As I consider D.V. best practices for DH projects, I will make sure to keep in mind the rhetorical effect of my choices when representing data. Colors and elements’ positions play an essential role in passing on the desired conclusion. Moreover, I learned the importance of creatively examining the data and experiment with several different graphs and approaches after selecting a relevant question. Furthermore, I will remember that the exploration step is just for understanding the data. The content generated in this step should be carefully clean up and polish to show the whole story in the data at the explanatory stage.

After the talk, I went over the Keeping it Honest: How Not to Lie with Pictures assignment.
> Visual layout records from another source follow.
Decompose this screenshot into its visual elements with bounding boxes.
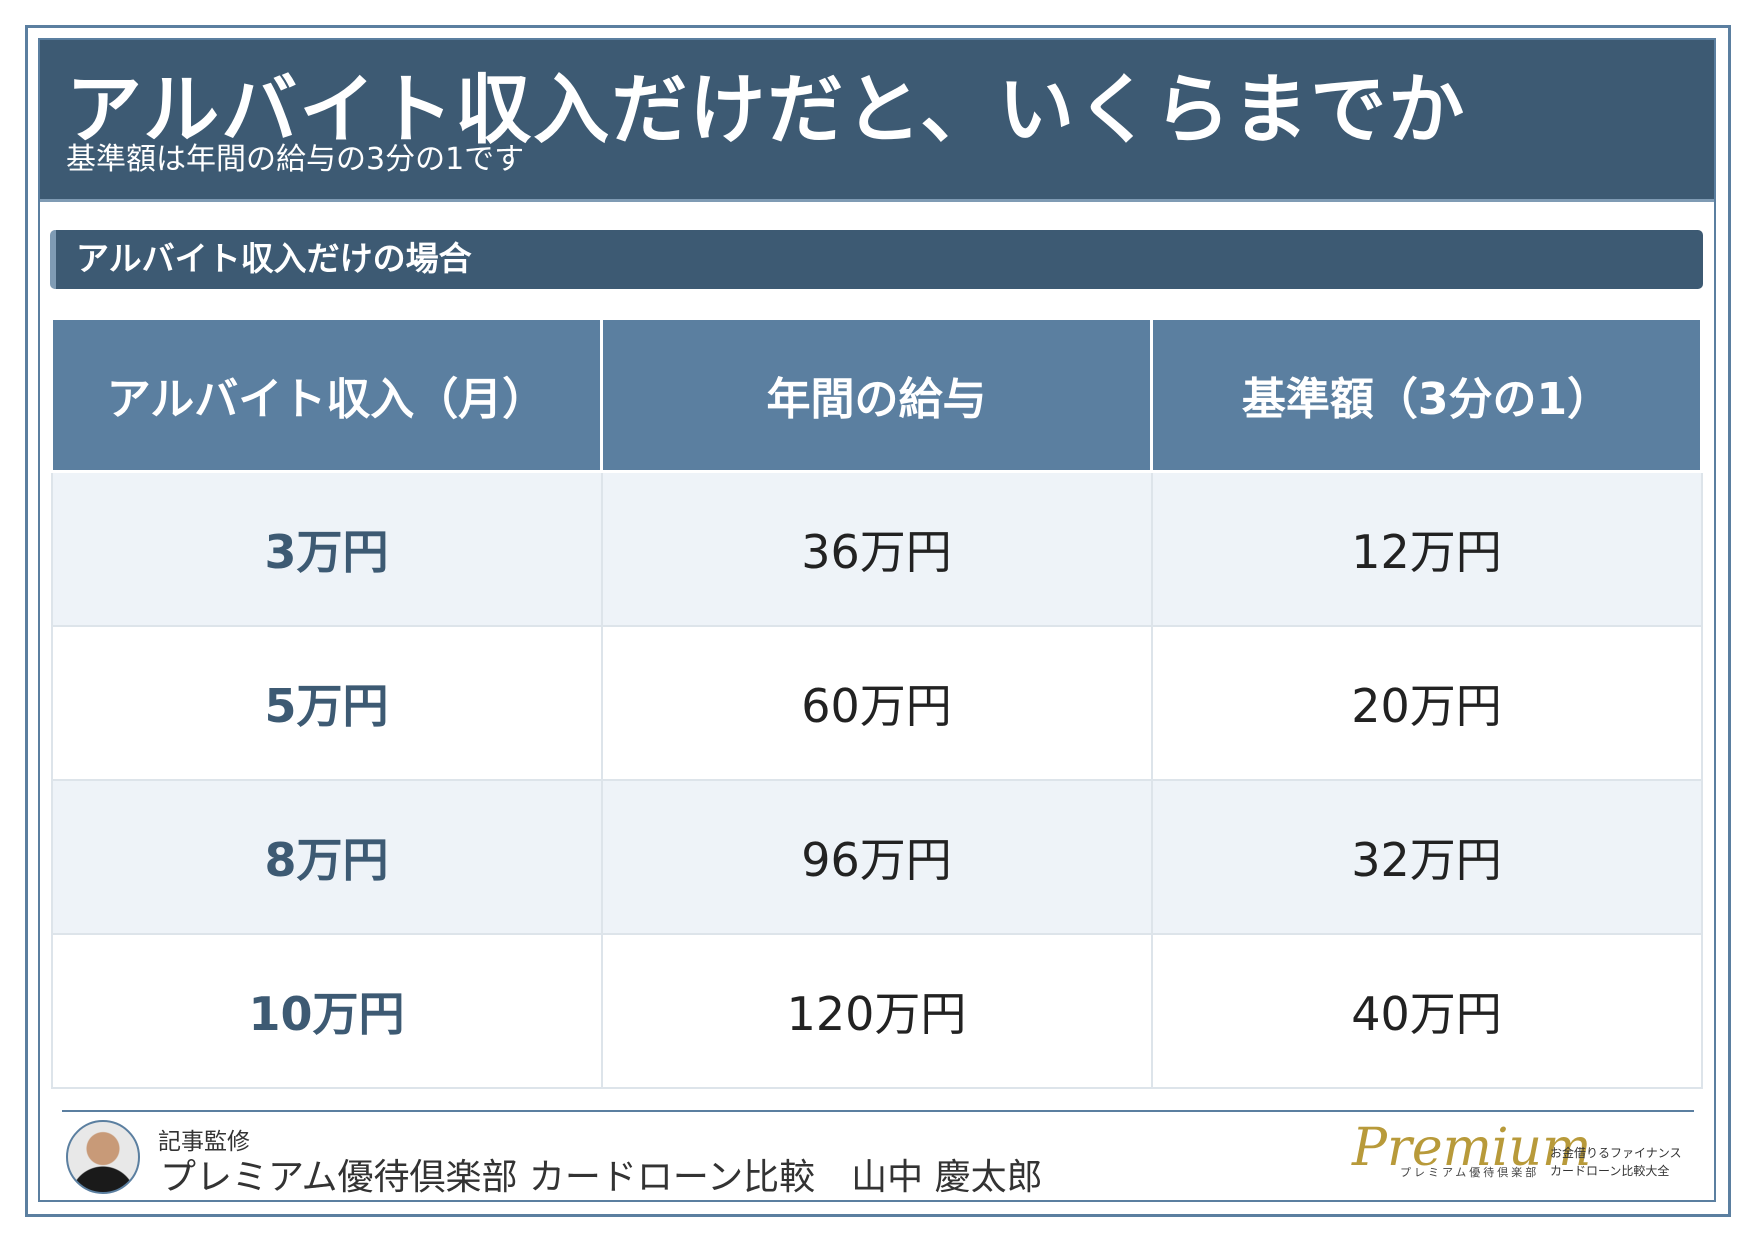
table-row: 3万円 36万円 12万円 [50, 470, 1703, 627]
logo-line: お金借りるファイナンス [1550, 1146, 1682, 1160]
table-cell: 12万円 [1150, 470, 1703, 627]
footer-name: プレミアム優待倶楽部 カードローン比較 山中 慶太郎 [160, 1157, 1043, 1198]
table-cell: 36万円 [600, 470, 1153, 627]
subtitle: 基準額は年間の給与の3分の1です [66, 142, 525, 177]
table-row: 8万円 96万円 32万円 [50, 779, 1703, 935]
header-band [40, 40, 1714, 202]
footer-rule [62, 1110, 1694, 1112]
logo: Premium [1352, 1118, 1592, 1178]
logo-line: カードローン比較大全 [1550, 1164, 1670, 1178]
table-cell: 96万円 [600, 779, 1153, 935]
table-cell: 60万円 [600, 625, 1153, 781]
column-header: アルバイト収入（月） [50, 320, 603, 473]
table-cell: 20万円 [1150, 625, 1703, 781]
table: アルバイト収入（月） 年間の給与 基準額（3分の1） 3万円 36万円 12万円 5万円 60… [50, 320, 1703, 1089]
section-bar [50, 230, 1703, 289]
table-cell: 120万円 [600, 933, 1153, 1089]
table-row: 5万円 60万円 20万円 [50, 625, 1703, 781]
table-cell: 3万円 [50, 470, 603, 627]
table-cell: 10万円 [50, 933, 603, 1089]
table-cell: 8万円 [50, 779, 603, 935]
table-cell: 40万円 [1150, 933, 1703, 1089]
footer-label: 記事監修 [158, 1129, 250, 1155]
header-row: アルバイト収入（月） 年間の給与 基準額（3分の1） [50, 320, 1703, 473]
avatar [66, 1120, 140, 1194]
outer-frame [25, 25, 1731, 1217]
table-cell: 5万円 [50, 625, 603, 781]
table-row: 10万円 120万円 40万円 [50, 933, 1703, 1089]
title: アルバイト収入だけだと、いくらまでか [66, 65, 1467, 154]
column-header: 年間の給与 [600, 320, 1153, 473]
column-header: 基準額（3分の1） [1150, 320, 1703, 473]
section-title: アルバイト収入だけの場合 [76, 239, 472, 278]
inner-frame [38, 38, 1716, 1202]
table-cell: 32万円 [1150, 779, 1703, 935]
table-body: 3万円 36万円 12万円 5万円 60万円 20万円 8万円 96万円 32万円 10万円 120… [50, 470, 1703, 1089]
logo-sub: プレミアム優待倶楽部 [1400, 1166, 1540, 1179]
I had some fun exploring r/dataisugly and found a particularly intriguing bad data visualization about “Billionaires per Capita”. The picture is below, does not make any sense and it is a great example of what not to do when constructing data visualizations.

Screenshot from r/dataisugly reddit post

Nonetheless, I also found examples of data visualization that were not obviously wrong; they contained mistakes that I did not think of before and that I will try to avoid. For instance, if I had to chose between creating a visually appealing 3D graph and keeping the right magnitudes/scale, I would choose the latter, as I would want it first to portray reality. Surprisingly, I also found good ideas and creativity between the bad data visualization images – sometimes an illustration can be way more adequate than a scatterplot or histogram.